Le Sommelier offers an array from the legendary Piedmontese producer.

Giacosa Barbaresco Red Label
At Le Sommelier, we are thrilled to offer the current release from legendary producer, Bruno Giacosa. Each year, we get a small allocation of his highly coveted wines. As the demand for his wines far exceed the supply, we always take whatever the winery will give us. For this release, we have four wines available, where the Barbaresco and Barolo are available in 750mL and larger formats, while the Arneis and Spumante Rosé are available in 750mL only. Due to this limited availability, these wines will not be available through the LCBO, only through this special offer. 

Below are the wines and number of cases available:
 
Falletto di Bruno Giacosa Barbaresco Asili Riserva 2011 (RED LABEL)
99 points James Suckling, 
96+ points Stephen Tanzer (reviews below)
750mL @ $489.95 per bottle (6/cs) – 12 cases available
1500mL @ $979.95 per MAGNUM (3/cs) – 5 cases available
3000mL @ $1,959.95 per DOUBLE MAGNUM (1/cs) – 4 available
 
Falletto di Bruno Giacosa Barolo 2012
750mL @ $309.95 per bottle (6/cs) – 9 cases available
1500mL @ $624.95 per MAGNUM (3/cs) – 3 cases available
 
Roero Arneis Bianco Secco 2015
750mL @ $41.95 per bottle (6/cs)
 
Spumante Extra Brut Rosé 2013
750mL @ $68.95 per bottle (6/cs)
 
A few details:
– wines are expected to land in 8-10 weeks
– prices do not include HST, bottle deposit or delivery
– wines will not be available at LCBO, only through this offer
Reviews for Falletto di Bruno Giacosa Barbaresco Asili Riserva 2011 (RED LABEL):

“This is an incredible wine that reminds me of the perfect 2000 Barolo Rocche de Falletto. Flowers, spices, leather and animals. Decadent. Dried mushrooms. Then changes to Japanese ginger and lemon peel. Full-bodied but refined and so long. It has layers of fruit and power. So refined. Ripe and intense. Perfect balance and harmony. It will be released in 2016.” – 99 points (James Suckling, JamesSuckling.com)

“Good medium red. Crushed cherry, raspberry, rose petal and botanical herbs on the tangy nose and palate.

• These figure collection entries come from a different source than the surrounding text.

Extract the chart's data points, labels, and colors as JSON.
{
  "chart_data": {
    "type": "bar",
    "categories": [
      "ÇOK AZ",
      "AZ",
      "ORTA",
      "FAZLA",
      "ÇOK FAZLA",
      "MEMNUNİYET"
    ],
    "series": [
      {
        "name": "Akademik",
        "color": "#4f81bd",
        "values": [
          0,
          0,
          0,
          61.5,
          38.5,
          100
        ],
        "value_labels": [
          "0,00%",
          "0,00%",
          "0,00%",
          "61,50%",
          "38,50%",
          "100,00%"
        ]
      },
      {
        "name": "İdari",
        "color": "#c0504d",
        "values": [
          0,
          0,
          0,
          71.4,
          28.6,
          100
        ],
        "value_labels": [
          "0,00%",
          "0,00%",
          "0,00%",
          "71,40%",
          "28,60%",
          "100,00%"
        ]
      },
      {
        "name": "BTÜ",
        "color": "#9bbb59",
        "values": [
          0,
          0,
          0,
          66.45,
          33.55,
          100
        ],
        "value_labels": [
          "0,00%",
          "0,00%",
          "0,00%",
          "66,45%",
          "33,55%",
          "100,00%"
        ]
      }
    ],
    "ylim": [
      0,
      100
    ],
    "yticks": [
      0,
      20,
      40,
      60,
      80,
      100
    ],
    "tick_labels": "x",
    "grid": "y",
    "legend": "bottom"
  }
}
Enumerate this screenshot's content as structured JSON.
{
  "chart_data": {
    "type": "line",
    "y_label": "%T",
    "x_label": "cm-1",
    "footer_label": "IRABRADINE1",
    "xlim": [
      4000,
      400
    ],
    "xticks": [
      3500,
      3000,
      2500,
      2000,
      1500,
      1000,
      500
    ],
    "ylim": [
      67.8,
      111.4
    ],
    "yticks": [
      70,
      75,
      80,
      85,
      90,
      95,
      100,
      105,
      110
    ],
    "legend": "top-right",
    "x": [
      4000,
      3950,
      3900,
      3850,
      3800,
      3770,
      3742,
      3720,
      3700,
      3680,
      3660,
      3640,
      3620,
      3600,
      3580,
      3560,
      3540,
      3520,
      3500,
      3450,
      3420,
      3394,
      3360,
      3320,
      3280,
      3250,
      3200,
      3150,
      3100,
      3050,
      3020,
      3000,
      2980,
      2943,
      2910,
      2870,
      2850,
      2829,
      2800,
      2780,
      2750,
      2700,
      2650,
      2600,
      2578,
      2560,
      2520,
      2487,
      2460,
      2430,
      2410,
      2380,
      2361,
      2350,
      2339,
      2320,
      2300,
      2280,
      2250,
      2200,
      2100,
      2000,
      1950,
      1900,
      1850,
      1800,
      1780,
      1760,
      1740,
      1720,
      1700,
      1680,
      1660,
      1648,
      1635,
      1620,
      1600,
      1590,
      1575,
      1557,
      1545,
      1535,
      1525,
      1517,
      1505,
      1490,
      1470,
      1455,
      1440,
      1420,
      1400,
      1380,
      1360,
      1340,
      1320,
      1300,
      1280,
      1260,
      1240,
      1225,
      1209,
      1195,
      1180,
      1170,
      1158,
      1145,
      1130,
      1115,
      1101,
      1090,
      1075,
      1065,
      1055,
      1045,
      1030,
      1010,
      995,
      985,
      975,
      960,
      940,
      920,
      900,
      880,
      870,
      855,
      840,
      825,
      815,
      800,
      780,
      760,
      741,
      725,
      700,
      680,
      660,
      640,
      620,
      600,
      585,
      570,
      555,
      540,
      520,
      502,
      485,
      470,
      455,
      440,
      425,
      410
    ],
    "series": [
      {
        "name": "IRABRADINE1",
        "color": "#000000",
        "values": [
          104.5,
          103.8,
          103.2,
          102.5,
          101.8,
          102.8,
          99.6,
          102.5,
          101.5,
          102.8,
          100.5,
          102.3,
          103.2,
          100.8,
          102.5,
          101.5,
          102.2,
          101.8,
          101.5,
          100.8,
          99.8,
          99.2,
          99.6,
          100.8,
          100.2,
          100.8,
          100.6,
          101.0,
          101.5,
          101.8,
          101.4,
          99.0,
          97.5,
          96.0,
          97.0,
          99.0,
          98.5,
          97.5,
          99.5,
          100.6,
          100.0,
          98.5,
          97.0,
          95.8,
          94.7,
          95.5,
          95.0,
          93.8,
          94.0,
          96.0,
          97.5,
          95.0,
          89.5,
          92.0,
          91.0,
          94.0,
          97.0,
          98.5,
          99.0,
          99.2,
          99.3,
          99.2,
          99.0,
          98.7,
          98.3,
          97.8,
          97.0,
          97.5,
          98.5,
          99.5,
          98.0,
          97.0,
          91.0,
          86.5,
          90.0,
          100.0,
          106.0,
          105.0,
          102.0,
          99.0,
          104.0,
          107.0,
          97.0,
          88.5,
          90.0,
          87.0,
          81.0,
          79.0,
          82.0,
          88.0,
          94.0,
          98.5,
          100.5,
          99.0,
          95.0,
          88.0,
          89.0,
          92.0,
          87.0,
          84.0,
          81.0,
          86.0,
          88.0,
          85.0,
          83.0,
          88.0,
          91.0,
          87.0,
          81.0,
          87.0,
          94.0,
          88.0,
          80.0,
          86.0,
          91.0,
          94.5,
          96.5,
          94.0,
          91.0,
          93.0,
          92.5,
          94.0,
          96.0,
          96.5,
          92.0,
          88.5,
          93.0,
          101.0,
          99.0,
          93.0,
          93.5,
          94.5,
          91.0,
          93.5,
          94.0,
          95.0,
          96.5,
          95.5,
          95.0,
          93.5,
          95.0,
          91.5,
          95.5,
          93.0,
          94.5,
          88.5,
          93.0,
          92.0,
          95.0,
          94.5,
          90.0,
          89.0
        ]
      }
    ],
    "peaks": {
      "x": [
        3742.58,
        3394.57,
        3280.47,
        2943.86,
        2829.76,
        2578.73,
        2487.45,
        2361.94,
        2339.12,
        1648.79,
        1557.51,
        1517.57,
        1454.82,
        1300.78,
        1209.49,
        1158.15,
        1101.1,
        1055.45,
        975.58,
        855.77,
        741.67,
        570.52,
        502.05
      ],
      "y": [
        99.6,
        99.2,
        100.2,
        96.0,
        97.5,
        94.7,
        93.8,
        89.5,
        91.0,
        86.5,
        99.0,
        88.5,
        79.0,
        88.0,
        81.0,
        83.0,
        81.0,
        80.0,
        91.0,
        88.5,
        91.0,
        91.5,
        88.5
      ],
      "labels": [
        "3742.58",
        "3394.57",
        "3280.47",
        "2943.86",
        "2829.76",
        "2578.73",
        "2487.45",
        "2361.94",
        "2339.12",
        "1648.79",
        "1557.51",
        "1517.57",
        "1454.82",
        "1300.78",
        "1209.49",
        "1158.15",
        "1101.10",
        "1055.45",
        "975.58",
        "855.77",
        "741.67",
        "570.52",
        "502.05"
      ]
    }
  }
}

If the Santo Stefano is a more masculine, underbrushy style of nebbiolo, this one is a perfume bomb in the mouth, incredibly silky and fine-grained but with outstanding sappy tang to leaven its thickness. Most impressive today on the slowly mounting, elegant, mouth-saturating back end, which features big but fine-grained tannins and outstanding rising length. A real essence of nebbiolo.” – 96+points (Stephen Tanzer, International Wine Cellar)
 

I’m not sure that I could have written a better blurb on Bruno Giacosa and his wines, so I have taken a few lines from The Rare Wine Company’s website:
 

“Piemonte’s Langhe region is famed for the great winemakers it has produced over the past century. Yet,few can rival Bruno Giacosa for not only the stature of his work, but the dizzying number of famous wines he has made—and continues to make—over the course of a career that began in 1961. And while other men have made great wines in either Barolo or Barbaresco, only Giacosa has, for nearly a half century, produced a steady stream of heroic wines from both zones. In fact, so remarkable have been his accomplishments that his legend transcends not only Piemonte, but Italy. He is, in short, one of the profoundly great winemakers of our time.

Made only a few times a decade, Giacosa’s iconic red label riserva Barolo or Barbaresco are not only fantastically complex, rich, powerful wines capable of decades of development; they are also endowed with that rare and magical sense of extra dimension found only in the greatest wines. So high are Bruno Giacosa’s standards that, over the decades, he has deemed relatively few wines worthy of wearing the red label. As a consequence, his more typical white label releases often offer such soaring quality that we find ourselves asking why they aren’t red labels. In such cases, the difference in quality may be known only to Giacosa himself.

Giacosa is nearly as famous for his modesty as he is for the surreal character of his wines. As his legend has grown over time, many writers have made the pilgrimage to the Giacosa cantina in Neive eager to learn the details behind his wines, only to receive the simple response that he is a traditionalist. Giacosa has always preferred to let his wines do the talking. ‘Winemaking involves a great many small decisions, each affecting the next. One can only hope to get them right, to capture what there was in the grapes to begin with’ is what he told Gerald Asher in the early ’90s; this was about as far as he would go at the time in articulating his methods.”